Figure 2. frq-promoter driven luc-PEST exhibits high amplitude oscillations.

frq::luc (black lines) and frq::luc-PEST (blue lines) strains grown in 96-well plates were synchronized with a 1 hour light pulse and luciferase activity was measured every 15 minutes under the indicated conditions: (A) constant darkness (DD), (B) 12 h:12 h light/dark cycles (LD12∶12) and (C) 4 days in LD12∶12 followed by 3 days in DD. Representative bioluminescence records (starting at day 2) of individual cultures are shown. Data were normalized by setting the minima to 1. (D) The frq::luc-PEST reporter conveniently resolves the known differences in transcription dynamics between WT (blue) and Δvvd (red) strains. The frq::luc-PEST reporter was expressed in a Δvvd strain, which was exposed to the same light-dark regime as above. The frq::luc-PEST activity of WT grown in the same plate from part (C) is shown again for comparison (dotted line). Insert: magnification showing the ∼4 h phase delay of Δvvd after release to DD .
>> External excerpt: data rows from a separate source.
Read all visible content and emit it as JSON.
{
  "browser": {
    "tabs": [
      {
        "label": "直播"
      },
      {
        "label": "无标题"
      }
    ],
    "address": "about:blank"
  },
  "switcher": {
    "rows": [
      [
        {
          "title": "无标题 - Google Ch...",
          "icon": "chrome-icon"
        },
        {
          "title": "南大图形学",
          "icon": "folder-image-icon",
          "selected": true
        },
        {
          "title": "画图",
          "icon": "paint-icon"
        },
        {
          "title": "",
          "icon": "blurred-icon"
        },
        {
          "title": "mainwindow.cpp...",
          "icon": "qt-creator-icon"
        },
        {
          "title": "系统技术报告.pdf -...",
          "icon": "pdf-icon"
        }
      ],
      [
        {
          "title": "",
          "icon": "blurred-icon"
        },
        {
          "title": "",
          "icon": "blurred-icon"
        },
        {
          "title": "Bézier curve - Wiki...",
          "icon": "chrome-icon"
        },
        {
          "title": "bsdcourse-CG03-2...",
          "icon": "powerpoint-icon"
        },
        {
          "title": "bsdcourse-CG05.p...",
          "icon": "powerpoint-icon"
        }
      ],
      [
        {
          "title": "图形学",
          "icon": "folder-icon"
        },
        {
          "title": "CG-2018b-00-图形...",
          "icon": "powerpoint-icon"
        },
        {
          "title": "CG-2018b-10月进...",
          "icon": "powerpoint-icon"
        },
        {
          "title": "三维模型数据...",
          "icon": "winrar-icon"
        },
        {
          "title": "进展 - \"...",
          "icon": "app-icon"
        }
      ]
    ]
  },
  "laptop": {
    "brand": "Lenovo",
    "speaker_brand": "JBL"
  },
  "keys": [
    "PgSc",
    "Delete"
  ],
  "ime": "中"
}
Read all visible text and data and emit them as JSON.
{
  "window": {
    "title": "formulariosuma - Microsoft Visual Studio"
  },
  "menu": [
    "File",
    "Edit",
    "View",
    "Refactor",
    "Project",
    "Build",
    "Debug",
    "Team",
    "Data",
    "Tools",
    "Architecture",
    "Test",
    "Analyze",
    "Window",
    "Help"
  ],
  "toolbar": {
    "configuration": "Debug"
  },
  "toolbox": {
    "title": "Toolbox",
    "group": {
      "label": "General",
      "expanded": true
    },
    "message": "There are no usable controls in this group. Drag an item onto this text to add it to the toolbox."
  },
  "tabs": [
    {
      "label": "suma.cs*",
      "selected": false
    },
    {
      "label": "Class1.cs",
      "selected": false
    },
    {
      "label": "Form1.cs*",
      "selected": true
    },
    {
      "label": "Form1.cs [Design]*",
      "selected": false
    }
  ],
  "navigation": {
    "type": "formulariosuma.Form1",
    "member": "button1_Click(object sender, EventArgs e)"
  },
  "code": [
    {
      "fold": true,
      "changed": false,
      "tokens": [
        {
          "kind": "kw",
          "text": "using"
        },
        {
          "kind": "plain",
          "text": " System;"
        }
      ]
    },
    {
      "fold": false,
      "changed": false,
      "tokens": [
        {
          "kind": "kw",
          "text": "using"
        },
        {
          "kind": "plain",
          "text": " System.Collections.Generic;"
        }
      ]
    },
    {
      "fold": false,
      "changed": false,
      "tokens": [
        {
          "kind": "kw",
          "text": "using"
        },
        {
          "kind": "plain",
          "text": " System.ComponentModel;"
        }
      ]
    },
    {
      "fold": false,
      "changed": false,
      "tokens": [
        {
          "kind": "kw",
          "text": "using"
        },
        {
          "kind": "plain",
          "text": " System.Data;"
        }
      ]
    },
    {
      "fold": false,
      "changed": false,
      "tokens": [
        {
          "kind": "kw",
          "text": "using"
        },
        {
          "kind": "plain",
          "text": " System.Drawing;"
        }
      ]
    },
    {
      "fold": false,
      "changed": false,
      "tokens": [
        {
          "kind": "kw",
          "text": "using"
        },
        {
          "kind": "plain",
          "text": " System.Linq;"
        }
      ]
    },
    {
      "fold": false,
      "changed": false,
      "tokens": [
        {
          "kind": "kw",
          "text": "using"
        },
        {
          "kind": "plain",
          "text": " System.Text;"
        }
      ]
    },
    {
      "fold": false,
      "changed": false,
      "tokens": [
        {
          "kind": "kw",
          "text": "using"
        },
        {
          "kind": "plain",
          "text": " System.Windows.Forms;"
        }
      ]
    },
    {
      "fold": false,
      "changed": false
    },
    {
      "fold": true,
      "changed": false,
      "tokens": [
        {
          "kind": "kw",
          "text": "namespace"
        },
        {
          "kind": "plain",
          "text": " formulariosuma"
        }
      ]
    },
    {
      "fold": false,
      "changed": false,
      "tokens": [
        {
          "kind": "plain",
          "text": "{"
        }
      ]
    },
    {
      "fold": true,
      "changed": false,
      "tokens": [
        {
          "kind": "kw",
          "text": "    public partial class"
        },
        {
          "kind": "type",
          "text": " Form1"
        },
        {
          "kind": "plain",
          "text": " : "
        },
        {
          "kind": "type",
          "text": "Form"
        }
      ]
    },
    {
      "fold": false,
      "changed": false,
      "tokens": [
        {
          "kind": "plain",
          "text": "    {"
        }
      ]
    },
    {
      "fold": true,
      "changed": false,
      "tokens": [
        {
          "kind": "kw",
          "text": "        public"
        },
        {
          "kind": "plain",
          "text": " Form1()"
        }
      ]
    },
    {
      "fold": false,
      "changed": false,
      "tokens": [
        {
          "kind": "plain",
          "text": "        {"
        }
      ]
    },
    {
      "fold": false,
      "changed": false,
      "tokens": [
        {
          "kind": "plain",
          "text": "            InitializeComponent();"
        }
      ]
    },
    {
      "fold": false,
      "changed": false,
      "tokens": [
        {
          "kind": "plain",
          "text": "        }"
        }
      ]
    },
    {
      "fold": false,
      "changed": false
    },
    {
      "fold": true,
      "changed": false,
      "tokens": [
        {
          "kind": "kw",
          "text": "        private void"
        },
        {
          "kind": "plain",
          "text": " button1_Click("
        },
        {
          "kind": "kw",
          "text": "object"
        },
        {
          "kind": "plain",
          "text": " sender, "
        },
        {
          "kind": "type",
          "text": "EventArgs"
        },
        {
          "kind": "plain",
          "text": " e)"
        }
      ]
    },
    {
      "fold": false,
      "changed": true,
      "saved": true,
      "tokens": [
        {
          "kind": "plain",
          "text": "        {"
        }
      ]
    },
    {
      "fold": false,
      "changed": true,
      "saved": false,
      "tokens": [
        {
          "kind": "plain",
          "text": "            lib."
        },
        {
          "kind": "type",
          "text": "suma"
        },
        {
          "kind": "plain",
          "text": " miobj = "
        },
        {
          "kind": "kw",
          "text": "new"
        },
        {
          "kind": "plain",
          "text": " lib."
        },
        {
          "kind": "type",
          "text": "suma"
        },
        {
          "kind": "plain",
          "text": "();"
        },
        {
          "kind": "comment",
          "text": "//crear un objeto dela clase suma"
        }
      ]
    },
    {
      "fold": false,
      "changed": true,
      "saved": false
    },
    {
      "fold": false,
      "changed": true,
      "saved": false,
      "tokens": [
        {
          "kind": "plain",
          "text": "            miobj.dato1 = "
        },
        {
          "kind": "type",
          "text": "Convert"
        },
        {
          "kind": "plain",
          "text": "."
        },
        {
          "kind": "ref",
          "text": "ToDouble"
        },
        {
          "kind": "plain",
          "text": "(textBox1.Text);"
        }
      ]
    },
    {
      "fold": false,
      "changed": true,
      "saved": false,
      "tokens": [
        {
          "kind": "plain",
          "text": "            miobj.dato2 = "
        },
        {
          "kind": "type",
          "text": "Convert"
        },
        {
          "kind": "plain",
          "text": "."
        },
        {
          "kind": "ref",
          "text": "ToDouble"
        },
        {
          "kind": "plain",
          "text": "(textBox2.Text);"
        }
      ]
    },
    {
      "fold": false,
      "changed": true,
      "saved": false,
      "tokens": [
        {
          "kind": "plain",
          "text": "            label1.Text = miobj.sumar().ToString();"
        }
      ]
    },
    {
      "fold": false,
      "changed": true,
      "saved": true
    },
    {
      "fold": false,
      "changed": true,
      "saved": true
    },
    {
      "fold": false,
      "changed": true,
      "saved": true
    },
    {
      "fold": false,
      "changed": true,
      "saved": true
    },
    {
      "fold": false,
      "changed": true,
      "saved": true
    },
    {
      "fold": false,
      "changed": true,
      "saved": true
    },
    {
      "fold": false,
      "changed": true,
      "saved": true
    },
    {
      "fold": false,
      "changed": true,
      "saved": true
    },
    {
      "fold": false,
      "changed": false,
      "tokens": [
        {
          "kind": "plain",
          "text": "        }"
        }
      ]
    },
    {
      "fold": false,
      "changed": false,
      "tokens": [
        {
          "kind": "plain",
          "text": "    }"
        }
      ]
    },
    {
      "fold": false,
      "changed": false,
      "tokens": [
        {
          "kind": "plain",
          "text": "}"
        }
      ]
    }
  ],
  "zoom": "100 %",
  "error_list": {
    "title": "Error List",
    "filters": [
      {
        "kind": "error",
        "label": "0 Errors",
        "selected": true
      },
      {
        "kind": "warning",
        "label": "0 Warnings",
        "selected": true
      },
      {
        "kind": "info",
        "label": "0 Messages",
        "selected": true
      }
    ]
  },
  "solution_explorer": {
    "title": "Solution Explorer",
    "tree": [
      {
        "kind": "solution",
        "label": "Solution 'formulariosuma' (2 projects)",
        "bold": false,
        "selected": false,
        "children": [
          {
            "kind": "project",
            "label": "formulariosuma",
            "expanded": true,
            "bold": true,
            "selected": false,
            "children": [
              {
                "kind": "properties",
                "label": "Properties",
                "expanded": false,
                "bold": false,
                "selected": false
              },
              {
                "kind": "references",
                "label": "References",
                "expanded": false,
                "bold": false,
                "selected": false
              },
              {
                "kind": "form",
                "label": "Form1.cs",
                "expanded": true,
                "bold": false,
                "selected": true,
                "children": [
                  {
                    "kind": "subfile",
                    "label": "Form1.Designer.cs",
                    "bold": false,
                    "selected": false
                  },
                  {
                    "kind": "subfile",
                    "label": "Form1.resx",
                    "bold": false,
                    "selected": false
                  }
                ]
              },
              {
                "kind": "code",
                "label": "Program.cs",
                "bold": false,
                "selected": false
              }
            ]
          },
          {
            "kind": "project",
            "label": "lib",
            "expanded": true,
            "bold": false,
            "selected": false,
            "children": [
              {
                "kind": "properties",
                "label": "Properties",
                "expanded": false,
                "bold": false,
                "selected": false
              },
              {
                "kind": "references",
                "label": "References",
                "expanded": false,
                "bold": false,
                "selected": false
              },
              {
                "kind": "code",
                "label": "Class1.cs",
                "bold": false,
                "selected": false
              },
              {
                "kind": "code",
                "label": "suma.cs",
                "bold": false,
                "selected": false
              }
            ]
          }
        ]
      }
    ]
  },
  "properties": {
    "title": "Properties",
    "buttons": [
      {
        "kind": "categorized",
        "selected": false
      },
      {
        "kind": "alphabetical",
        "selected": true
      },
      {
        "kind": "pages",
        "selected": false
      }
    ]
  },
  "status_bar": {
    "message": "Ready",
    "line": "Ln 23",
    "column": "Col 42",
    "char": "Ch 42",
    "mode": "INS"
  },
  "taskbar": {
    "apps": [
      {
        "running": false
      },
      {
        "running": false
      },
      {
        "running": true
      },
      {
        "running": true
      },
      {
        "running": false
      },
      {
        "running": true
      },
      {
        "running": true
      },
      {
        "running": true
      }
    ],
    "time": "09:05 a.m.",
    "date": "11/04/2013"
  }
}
Figure 3. Light response and adaptation of vvd-promoter driven luciferase expression.

Luc and luc-PEST were expressed under the control of the vvd promoter. Cultures were subjected to three consecutive 15 h light steps with increasing intensity (0.35 µE, 3.5 µE and 30 µE) followed by 48 h of constant darkness. Luciferase activity was measured in 30 min intervals. (A) vvd::luc-PEST (n = 20) (B) vvd::luc (n = 4). Error bars indicate ± SEM.